As well as collecting people’s views on electoral reform, MyDemocracy.ca asked users for their gender, age, occupation, education, income, first language and minority identity. Respondents were also asked for postal codes and, if they wanted to be sent a record of their results, email addresses.
Smith's story in the National Post notes that the issue remains a subject of an active investigation by the federal privacy commissioner. The results of that investigtation will be made public by the end of September. The House of Commons returns from its summer break on September 18th.
3) Canadians aren't done with electoral reform and are challenging the unfair voting system in court
[Bias warning: We're involved in this one.]
Shortly after the federal government announced it was backing away from its promise to get rid of first-past-the-post, Fair Voting BC began collecting pledges to support a Charter Challenge to fight for a better system in court. The result of such a move would ultimately have the Supreme Court recognize the current system violates the principles set forth in the Canadian Charter of Rights and Freedom and order the government to develop a system that does not contravene the Charter (most likely a proportional system).

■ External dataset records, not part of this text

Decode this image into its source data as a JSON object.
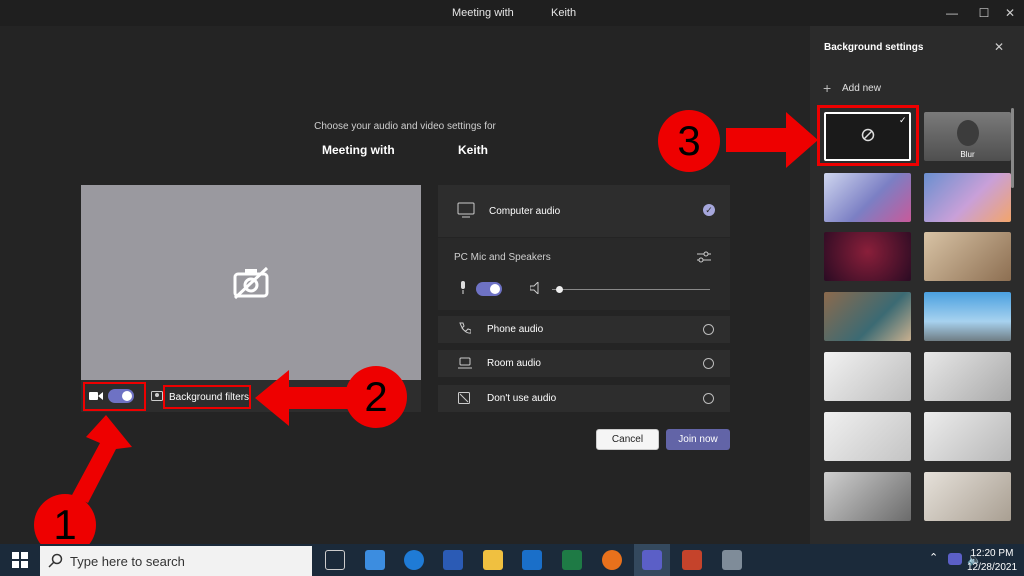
{
  "titlebar": {
    "title_left": "Meeting with",
    "title_right": "Keith"
  },
  "prejoin": {
    "subtitle": "Choose your audio and video settings for",
    "meeting_left": "Meeting with",
    "meeting_right": "Keith",
    "background_filters": "Background filters"
  },
  "audio": {
    "computer_audio": "Computer audio",
    "device": "PC Mic and Speakers",
    "phone_audio": "Phone audio",
    "room_audio": "Room audio",
    "no_audio": "Don't use audio"
  },
  "actions": {
    "cancel": "Cancel",
    "join": "Join now"
  },
  "panel": {
    "title": "Background settings",
    "add_new": "Add new",
    "blur_label": "Blur"
  },
  "annotations": {
    "step1": "1",
    "step2": "2",
    "step3": "3"
  },
  "taskbar": {
    "search_placeholder": "Type here to search",
    "time": "12:20 PM",
    "date": "12/28/2021"
  },
  "colors": {
    "accent": "#6264a7",
    "annotation": "#e00000"
  }
}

In June of 2017, SPRINGTIDE joined Fair Voting BC to collaborate on ensuring the case makes it to court. At the beginning of August over $44,000 had been raised by 454 Canadians to fund the costs associated with ensuring the case is filed. Donations are still being collected.
The right to vote means the right to effective representation
The case will be based on several arguments, namely those resting on sections 3 and 15 of the Charter which guarantee Canadian's the right to vote in elections, and equality 'before and under the law' respectively. Each Canadian's right to vote has been interpreted by the court to mean something more than simply casting a ballot. Several Court rulings have affirmed that the right to vote must also have some meaningful effect on the outcomes. This was perhaps best expressed by the now-Chief Justice of the Supreme Court
Each citizen is entitled to be represented in government. Representation comprehends the idea of having a voice in the deliberations of government.

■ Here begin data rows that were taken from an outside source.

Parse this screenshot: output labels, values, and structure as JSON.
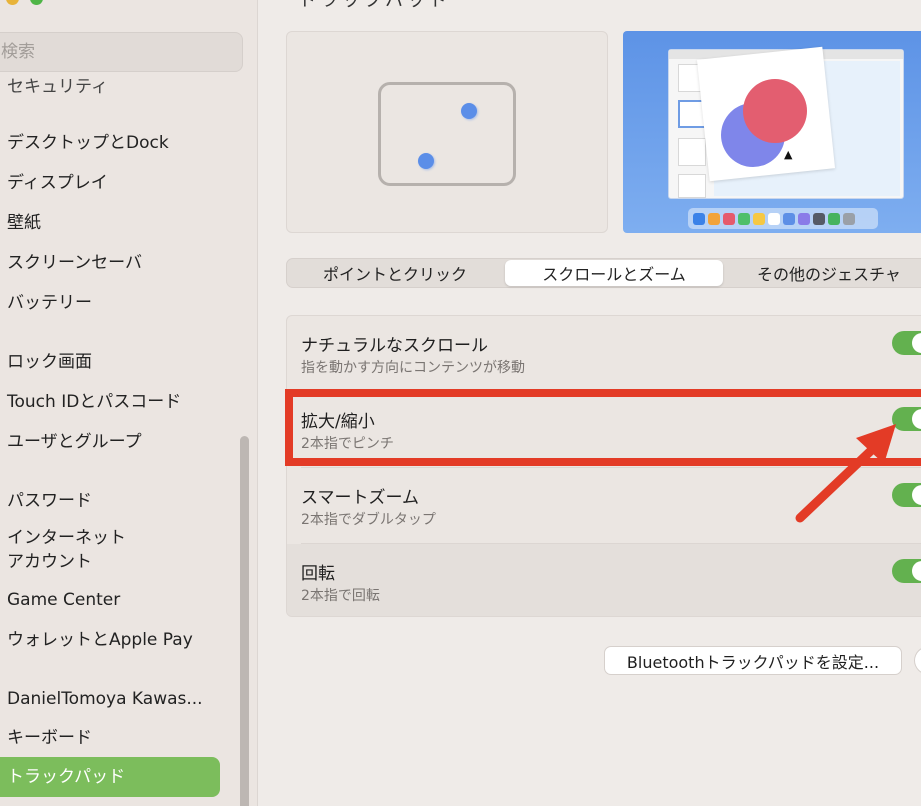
{
  "window": {
    "title": "トラックパッド"
  },
  "sidebar": {
    "search_placeholder": "検索",
    "items": [
      {
        "label": "セキュリティ"
      },
      {
        "label": "デスクトップとDock"
      },
      {
        "label": "ディスプレイ"
      },
      {
        "label": "壁紙"
      },
      {
        "label": "スクリーンセーバ"
      },
      {
        "label": "バッテリー"
      },
      {
        "label": "ロック画面"
      },
      {
        "label": "Touch IDとパスコード"
      },
      {
        "label": "ユーザとグループ"
      },
      {
        "label": "パスワード"
      },
      {
        "label": "インターネット"
      },
      {
        "label": "アカウント"
      },
      {
        "label": "Game Center"
      },
      {
        "label": "ウォレットとApple Pay"
      },
      {
        "label": "DanielTomoya Kawas..."
      },
      {
        "label": "キーボード"
      },
      {
        "label": "トラックパッド",
        "selected": true
      }
    ]
  },
  "tabs": [
    {
      "label": "ポイントとクリック"
    },
    {
      "label": "スクロールとズーム",
      "selected": true
    },
    {
      "label": "その他のジェスチャ"
    }
  ],
  "settings": [
    {
      "label": "ナチュラルなスクロール",
      "description": "指を動かす方向にコンテンツが移動",
      "enabled": true
    },
    {
      "label": "拡大/縮小",
      "description": "2本指でピンチ",
      "enabled": true
    },
    {
      "label": "スマートズーム",
      "description": "2本指でダブルタップ",
      "enabled": true
    },
    {
      "label": "回転",
      "description": "2本指で回転",
      "enabled": true
    }
  ],
  "footer": {
    "bluetooth_button": "Bluetoothトラックパッドを設定..."
  },
  "colors": {
    "accent": "#7cbd5c",
    "toggle_on": "#63b14f",
    "annotation": "#e33b26"
  }
}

- Justice Beverley McLachlin
This statement is referenced in the court's decision in the Figueroa v. Canada case. The Figueroa case was rooted in the question of whether or not a federal party that fielded fewer than 50 candidates should be recognized with official party status. The Supreme Court of Canada, in a landmark decision at the time, decided that such a party should have official status. In their decision, the Supreme Court justices made the following assertion about the right to vote:
While on its face, s. 3 grants only a right to vote and to run for office in elections, Charter analysis requires looking beyond the words of the section and adopting a broad and purposive approach. The purpose of s. 3 is effective representation. Section 3 should be understood with reference to the right of each citizen to play a meaningful role in the electoral process, rather than the election of a particular form of government.
The case of Figueroa v. Canada is just one of the cases that lays the groundwork for a more explicit ruling on whether the first-past-the-post voting system violates sections of the charter relating to equality and the right to vote.
The next step for this case will be to determine which province the case will be filed in and which organizations will serve as it's applicants.